President Obama’s campaign is out with a tough new ad, “Steel,” attacking former Massachusetts governor Mitt Romney’s record on job creation.
The two-minute ad focuses on GS Technologies, a steel mill in Kansas City, Mo., that was bought by Romney’s private equity firm Bain Capital and went bankrupt soon after.
The ad paints Romney as out of touch with the needs of the local workers and concerned only with Bain’s own profits.
“We view Mitt Romney as a job destroyer,” says one former mill worker in the ad. Another calls Bain “a vampire. They came in and sucked the life out of us.”
The spot will air in five key states: Ohio, Pennsylvania, Virginia, Iowa and Colorado. It will run for only one day, May 16, on the evening news. The campaign has also launched a Web site, RomneyEconomics.com, with a six-minute version of the ad.

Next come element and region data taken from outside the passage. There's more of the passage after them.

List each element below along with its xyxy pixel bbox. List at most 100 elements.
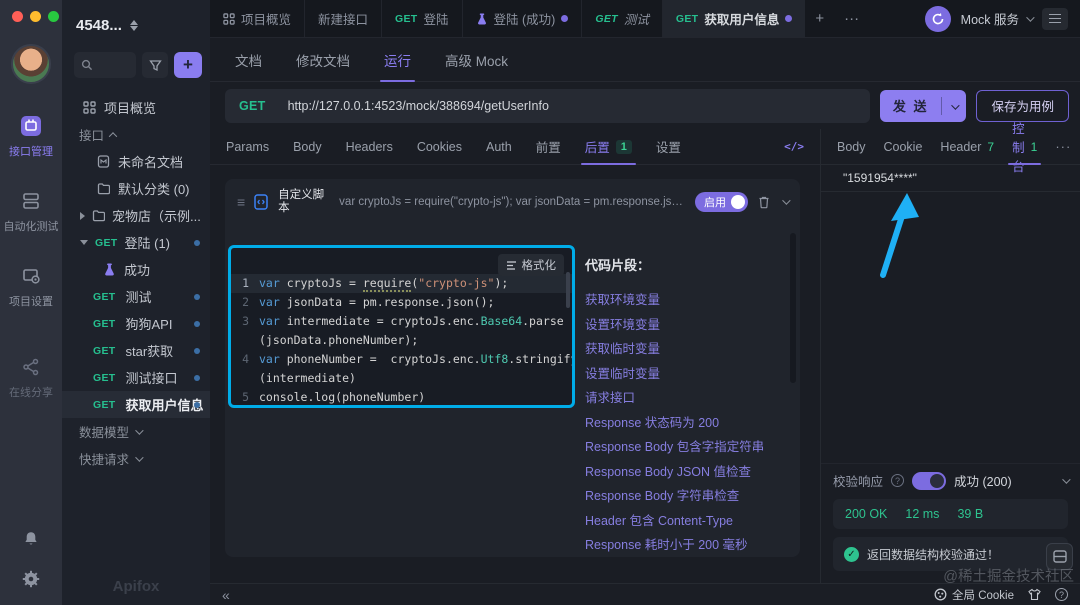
code-line[interactable]: 4var phoneNumber = cryptoJs.enc.Utf8.str… bbox=[231, 350, 572, 369]
tab-pre-processors[interactable]: 前置 bbox=[536, 129, 561, 164]
tab-headers[interactable]: Headers bbox=[346, 129, 393, 164]
tab-response-header[interactable]: Header 7 bbox=[940, 129, 994, 164]
format-button[interactable]: 格式化 bbox=[498, 254, 565, 276]
code-editor[interactable]: 格式化 1var cryptoJs = require("crypto-js")… bbox=[228, 245, 575, 408]
help-button[interactable]: ? bbox=[1055, 588, 1068, 601]
tab-cookies[interactable]: Cookies bbox=[417, 129, 462, 164]
search-box[interactable] bbox=[74, 52, 136, 78]
tree-item-star-get[interactable]: GET star获取 bbox=[62, 337, 210, 364]
snippet-link[interactable]: 请求接口 bbox=[585, 386, 782, 411]
maximize-window-button[interactable] bbox=[48, 11, 59, 22]
sync-button[interactable] bbox=[925, 6, 951, 32]
notifications-bell-icon[interactable] bbox=[19, 527, 43, 551]
section-quick-requests[interactable]: 快捷请求 bbox=[62, 445, 210, 472]
url-input[interactable]: GET http://127.0.0.1:4523/mock/388694/ge… bbox=[225, 89, 870, 123]
tab-docs[interactable]: 文档 bbox=[235, 38, 262, 81]
tree-item-success-case[interactable]: 成功 bbox=[62, 256, 210, 283]
close-window-button[interactable] bbox=[12, 11, 23, 22]
theme-icon[interactable] bbox=[1028, 588, 1041, 601]
snippet-link[interactable]: 获取临时变量 bbox=[585, 337, 782, 362]
snippet-link[interactable]: Response 状态码为 200 bbox=[585, 411, 782, 436]
collapse-validate-chevron[interactable] bbox=[1062, 475, 1070, 483]
tree-item-unnamed-doc[interactable]: 未命名文档 bbox=[62, 148, 210, 175]
new-tab-button[interactable]: + bbox=[805, 0, 834, 37]
tab-console[interactable]: 控制台 1 bbox=[1012, 129, 1037, 164]
tab-new-api[interactable]: 新建接口 bbox=[305, 0, 382, 37]
save-as-case-button[interactable]: 保存为用例 bbox=[976, 90, 1069, 122]
snippet-link[interactable]: 设置临时变量 bbox=[585, 362, 782, 387]
section-data-models[interactable]: 数据模型 bbox=[62, 418, 210, 445]
generate-code-icon[interactable]: </> bbox=[784, 140, 804, 153]
delete-script-icon[interactable] bbox=[757, 195, 771, 209]
avatar[interactable] bbox=[11, 44, 51, 84]
tab-login[interactable]: GET 登陆 bbox=[382, 0, 463, 37]
tree-item-login[interactable]: GET 登陆 (1) bbox=[62, 229, 210, 256]
console-output[interactable]: "1591954****" bbox=[821, 165, 1080, 192]
tab-post-processors[interactable]: 后置 1 bbox=[585, 129, 632, 164]
send-options-chevron[interactable] bbox=[942, 98, 966, 113]
environment-select[interactable]: Mock 服务 bbox=[961, 9, 1032, 28]
minimize-window-button[interactable] bbox=[30, 11, 41, 22]
tree-item-dog-api[interactable]: GET 狗狗API bbox=[62, 310, 210, 337]
code-line[interactable]: 3var intermediate = cryptoJs.enc.Base64.… bbox=[231, 312, 572, 331]
section-api[interactable]: 接口 bbox=[62, 121, 210, 148]
tab-get-user-info[interactable]: GET 获取用户信息 bbox=[663, 0, 806, 37]
tree-item-default-category[interactable]: 默认分类 (0) bbox=[62, 175, 210, 202]
rail-item-project-settings[interactable]: 项目设置 bbox=[9, 264, 53, 309]
snippet-link[interactable]: Response 耗时小于 200 毫秒 bbox=[585, 533, 782, 558]
tab-project-overview[interactable]: 项目概览 bbox=[210, 0, 305, 37]
validate-toggle[interactable] bbox=[912, 472, 946, 490]
rail-item-automated-testing[interactable]: 自动化测试 bbox=[4, 189, 59, 234]
filter-button[interactable] bbox=[142, 52, 168, 78]
tree-item-get-user-info[interactable]: GET 获取用户信息 bbox=[62, 391, 210, 418]
snippet-link[interactable]: Response Body 包含字指定符串 bbox=[585, 435, 782, 460]
project-selector[interactable]: 4548... bbox=[62, 0, 210, 50]
collapse-sidebar-icon[interactable]: « bbox=[222, 587, 230, 603]
global-cookie-button[interactable]: 全局 Cookie bbox=[934, 587, 1014, 603]
share-icon bbox=[19, 355, 43, 379]
tab-more-button[interactable]: ··· bbox=[834, 0, 869, 37]
settings-gear-icon[interactable] bbox=[19, 567, 43, 591]
tab-run[interactable]: 运行 bbox=[384, 38, 411, 81]
validate-status[interactable]: 成功 (200) bbox=[954, 471, 1012, 490]
tree-item-petstore[interactable]: 宠物店（示例... bbox=[62, 202, 210, 229]
menu-button[interactable] bbox=[1042, 8, 1068, 30]
help-icon[interactable]: ? bbox=[891, 474, 904, 487]
tab-login-success[interactable]: 登陆 (成功) bbox=[463, 0, 583, 37]
snippet-link[interactable]: Response Body 字符串检查 bbox=[585, 484, 782, 509]
rail-item-online-share[interactable]: 在线分享 bbox=[9, 355, 53, 400]
code-line[interactable]: (jsonData.phoneNumber); bbox=[231, 331, 572, 350]
code-lines[interactable]: 1var cryptoJs = require("crypto-js");2va… bbox=[231, 274, 572, 407]
snippets-scrollbar[interactable] bbox=[790, 233, 796, 383]
snippet-link[interactable]: Header 包含 Content-Type bbox=[585, 509, 782, 534]
search-input[interactable] bbox=[97, 58, 127, 72]
tab-body[interactable]: Body bbox=[293, 129, 322, 164]
send-button[interactable]: 发 送 bbox=[880, 90, 967, 122]
collapse-script-chevron[interactable] bbox=[782, 196, 790, 204]
enable-toggle[interactable]: 启用 bbox=[695, 192, 748, 212]
tree-item-test[interactable]: GET 测试 bbox=[62, 283, 210, 310]
tab-settings[interactable]: 设置 bbox=[656, 129, 681, 164]
snippet-link[interactable]: 获取环境变量 bbox=[585, 288, 782, 313]
tree-item-test-api[interactable]: GET 测试接口 bbox=[62, 364, 210, 391]
tab-edit-docs[interactable]: 修改文档 bbox=[296, 38, 350, 81]
snippet-link[interactable]: 设置环境变量 bbox=[585, 313, 782, 338]
tab-test[interactable]: GET 测试 bbox=[582, 0, 663, 37]
drag-handle-icon[interactable]: ≡ bbox=[237, 194, 244, 210]
editor-scrollbar[interactable] bbox=[566, 272, 570, 308]
code-line[interactable]: (intermediate) bbox=[231, 369, 572, 388]
tab-params[interactable]: Params bbox=[226, 129, 269, 164]
snippet-link[interactable]: Response Body JSON 值检查 bbox=[585, 460, 782, 485]
add-button[interactable]: + bbox=[174, 52, 202, 78]
tab-advanced-mock[interactable]: 高级 Mock bbox=[445, 38, 508, 81]
tab-response-body[interactable]: Body bbox=[837, 129, 866, 164]
tab-response-cookie[interactable]: Cookie bbox=[884, 129, 923, 164]
code-line[interactable]: 1var cryptoJs = require("crypto-js"); bbox=[231, 274, 572, 293]
tab-auth[interactable]: Auth bbox=[486, 129, 512, 164]
code-line[interactable]: 5console.log(phoneNumber) bbox=[231, 388, 572, 407]
layout-toggle-button[interactable] bbox=[1046, 543, 1073, 570]
response-more-icon[interactable]: ··· bbox=[1055, 139, 1071, 154]
rail-item-api-management[interactable]: 接口管理 bbox=[9, 114, 53, 159]
tree-item-project-overview[interactable]: 项目概览 bbox=[62, 94, 210, 121]
code-line[interactable]: 2var jsonData = pm.response.json(); bbox=[231, 293, 572, 312]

The Obama campaign has launched a $25 million ad buy this month.
“Mitt Romney helped create more jobs in his private sector experience and more jobs as Governor of Massachusetts than President Obama has for the entire nation,” said Romney spokeswoman Andrea Saul.
The Romney campaign also released its own web ad, “American Dream,” focused on a successful steel company invested in by Bain:
Bain bought GST in 1993. According to a January profile of the takeover by Reuters, less than a decade later, the plant closed, and 750 workers lost their jobs. The workers were denied their severance and health insurance, and their pensions were cut. A federal pension agency had to bail out the underfunded pension plan. Yet Bain profited.
“Bain Capital invested in many businesses,” Romney spokesman Ryan Williams told Reuters. “While not every business was successful, the firm had an excellent overall track record and created jobs with well-known companies like Staples, Dominos Pizza and Sports Authority.”
Romney co-founded Bain, but he left in 1999 to run the Salt Lake City Winter Olympics. The steel company went bankrupt in 2001. “He set this in motion,” argued Obama deputy campaign manager Stephanie Cutter on a conference call with reporters.
The ad is Obama’s first to attack Romney’s business record, but it’s not the first criticism of Romney’s Bain tenure during the presidential campaign. In the Republican primary race, former House speaker Newt Gingrich and Texas Gov. Rick Perry took similar lines of attack.